Changements climatiques

Le point de vue de Jefferson Galeano, Professeur d’éducation environnementale à l’université de la Sabana (Colombie)

«Le discours qu’un candidat peut tenir au cours d’une campagne est une chose. Ce qu’il fait ensuite en tant que président en est une autre. Trump n’a pas évoqué les changements climatiques alors qu’il était candidat, parce qu’il se concentrait sur les politiques migratoires et l’économie. Quand il a été interrogé à ce sujet en tant que président élu, il a déclaré qu’il ne croyait pas au réchauffement climatique. Il a même donné quelques explications non scientifiques pour étayer cette affirmation. Mais le fait qu’il ait remporté l’élection a modifié son discours. Il a ainsi dit qu’il était “ouvert” à discuter du sujet. Cela ne signifie pas qu’il reconnaîtra le phénomène, mais il fait évidemment face à une autre réalité maintenant qu’il est président. Les États-Unis sont partie prenante d’accords et de mouvements internationaux de lutte contre les changements climatiques. Bref, si Trump veut faire ce qu’il a dit qu’il ferait sur les questions environnementales durant la campagne, le chemin qui s’offre à lui sera pour le moins ardu.»

Économie

L’avis d’Elizabeth Sherman, Professeure adjointe de politique américaine au département d’études gouvernementales de l’American University, à Washington, D.C.
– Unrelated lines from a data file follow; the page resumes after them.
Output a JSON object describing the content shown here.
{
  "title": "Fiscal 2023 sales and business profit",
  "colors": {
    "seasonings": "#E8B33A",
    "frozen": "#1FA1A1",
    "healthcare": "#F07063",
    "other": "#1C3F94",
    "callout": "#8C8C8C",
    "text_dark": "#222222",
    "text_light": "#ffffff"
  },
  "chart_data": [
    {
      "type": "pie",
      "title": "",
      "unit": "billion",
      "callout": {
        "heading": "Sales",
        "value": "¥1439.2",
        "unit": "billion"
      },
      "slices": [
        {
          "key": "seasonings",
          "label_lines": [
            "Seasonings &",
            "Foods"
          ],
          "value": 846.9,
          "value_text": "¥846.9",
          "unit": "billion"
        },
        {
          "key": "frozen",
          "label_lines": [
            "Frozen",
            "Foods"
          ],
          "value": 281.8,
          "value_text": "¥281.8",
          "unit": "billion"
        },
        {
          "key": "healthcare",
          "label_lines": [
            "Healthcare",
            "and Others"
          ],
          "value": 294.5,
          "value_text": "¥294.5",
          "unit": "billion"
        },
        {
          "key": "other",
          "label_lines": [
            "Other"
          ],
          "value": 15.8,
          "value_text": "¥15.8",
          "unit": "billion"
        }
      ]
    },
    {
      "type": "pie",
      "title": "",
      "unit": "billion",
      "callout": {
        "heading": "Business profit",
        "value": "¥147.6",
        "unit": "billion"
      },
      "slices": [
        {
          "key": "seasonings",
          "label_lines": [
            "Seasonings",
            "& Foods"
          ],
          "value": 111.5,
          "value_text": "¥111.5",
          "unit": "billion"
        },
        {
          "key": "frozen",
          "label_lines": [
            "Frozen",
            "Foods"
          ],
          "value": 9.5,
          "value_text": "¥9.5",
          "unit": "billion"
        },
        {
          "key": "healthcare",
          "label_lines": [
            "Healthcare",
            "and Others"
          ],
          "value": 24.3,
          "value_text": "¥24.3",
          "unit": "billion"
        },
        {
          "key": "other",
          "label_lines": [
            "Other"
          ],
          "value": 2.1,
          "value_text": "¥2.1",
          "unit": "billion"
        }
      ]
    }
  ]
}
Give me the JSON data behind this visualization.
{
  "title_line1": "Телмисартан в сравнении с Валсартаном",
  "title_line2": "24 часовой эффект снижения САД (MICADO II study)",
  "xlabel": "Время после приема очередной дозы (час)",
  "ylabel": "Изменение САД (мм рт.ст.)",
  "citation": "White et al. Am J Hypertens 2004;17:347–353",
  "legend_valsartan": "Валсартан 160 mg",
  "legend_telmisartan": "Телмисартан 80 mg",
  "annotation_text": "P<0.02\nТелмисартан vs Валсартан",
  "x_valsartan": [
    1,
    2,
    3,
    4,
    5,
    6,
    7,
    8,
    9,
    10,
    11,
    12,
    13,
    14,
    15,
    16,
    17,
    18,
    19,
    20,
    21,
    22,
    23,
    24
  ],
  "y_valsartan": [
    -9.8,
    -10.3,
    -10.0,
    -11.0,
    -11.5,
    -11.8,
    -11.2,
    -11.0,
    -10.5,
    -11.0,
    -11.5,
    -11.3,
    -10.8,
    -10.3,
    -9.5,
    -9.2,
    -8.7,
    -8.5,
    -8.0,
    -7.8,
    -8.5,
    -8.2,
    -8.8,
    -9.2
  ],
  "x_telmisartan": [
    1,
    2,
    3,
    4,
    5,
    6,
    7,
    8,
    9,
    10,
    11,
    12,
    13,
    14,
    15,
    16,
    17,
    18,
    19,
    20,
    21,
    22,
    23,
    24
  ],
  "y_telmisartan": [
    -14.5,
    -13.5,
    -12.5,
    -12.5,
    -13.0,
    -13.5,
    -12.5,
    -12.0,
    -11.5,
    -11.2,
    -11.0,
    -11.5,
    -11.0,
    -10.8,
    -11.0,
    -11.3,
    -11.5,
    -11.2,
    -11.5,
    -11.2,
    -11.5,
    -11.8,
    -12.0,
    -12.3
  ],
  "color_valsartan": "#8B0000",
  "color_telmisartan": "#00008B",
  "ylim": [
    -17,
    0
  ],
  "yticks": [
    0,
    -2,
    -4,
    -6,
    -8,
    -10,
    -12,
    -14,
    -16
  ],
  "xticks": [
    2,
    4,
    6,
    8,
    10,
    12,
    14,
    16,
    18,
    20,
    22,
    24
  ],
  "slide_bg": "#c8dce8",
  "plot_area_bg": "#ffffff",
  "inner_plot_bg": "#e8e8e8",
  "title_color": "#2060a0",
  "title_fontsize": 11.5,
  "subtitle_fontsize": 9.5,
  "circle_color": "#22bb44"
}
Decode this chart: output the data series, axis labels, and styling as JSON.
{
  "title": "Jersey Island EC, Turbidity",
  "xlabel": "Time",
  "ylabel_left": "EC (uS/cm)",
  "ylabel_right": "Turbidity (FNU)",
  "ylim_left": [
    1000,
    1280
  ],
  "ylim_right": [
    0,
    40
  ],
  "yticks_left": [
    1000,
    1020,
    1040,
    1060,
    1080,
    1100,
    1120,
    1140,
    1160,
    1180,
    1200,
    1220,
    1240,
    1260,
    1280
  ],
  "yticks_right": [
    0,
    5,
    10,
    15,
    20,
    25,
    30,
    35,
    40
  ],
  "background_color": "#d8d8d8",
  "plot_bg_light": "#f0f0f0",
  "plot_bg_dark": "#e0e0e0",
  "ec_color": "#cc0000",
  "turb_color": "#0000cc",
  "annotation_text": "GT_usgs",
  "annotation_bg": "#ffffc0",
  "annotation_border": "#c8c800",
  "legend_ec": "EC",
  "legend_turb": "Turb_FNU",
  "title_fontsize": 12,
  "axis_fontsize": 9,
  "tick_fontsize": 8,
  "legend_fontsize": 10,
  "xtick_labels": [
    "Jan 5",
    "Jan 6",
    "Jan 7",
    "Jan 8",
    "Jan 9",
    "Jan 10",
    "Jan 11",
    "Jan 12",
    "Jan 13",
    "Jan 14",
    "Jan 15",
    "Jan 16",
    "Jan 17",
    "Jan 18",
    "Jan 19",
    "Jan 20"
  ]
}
«Soyons clair: le président pourrait recommander des changements à l’impôt des particuliers ou des entreprises, mais c’est au Congrès qu’il reviendrait d’écrire un projet de loi à partir des propositions de changements. On verrait ensuite si un tel projet de loi obtient l’aval des deux chambres. Les républicains ont une petite majorité au Sénat et un peu plus de latitude à la chambre haute, c’est vrai, mais est-ce que cela signifie qu’on aura forcément droit à une révision majeure du système fiscal? Non. Les républicains du Congrès ne veulent pas apporter de changements importants au code des impôts si la population continue à avoir l’impression que l’administration ne fait qu’aggraver le déficit en réduisant les impôts sans réduire les dépenses. Cela viendrait renforcer l’impression, largement répandue dans la population, que les républicains forment le parti des riches, et cela ferait grimper le taux d’inflation. Trump se comporte comme si des baisses d’impôt étaient nécessaires pour stimuler l’économie. La vérité, cependant, c’est qu’à 4,8%, le système se trouve dans un état de «plein emploi» et que les salaires augmentent.»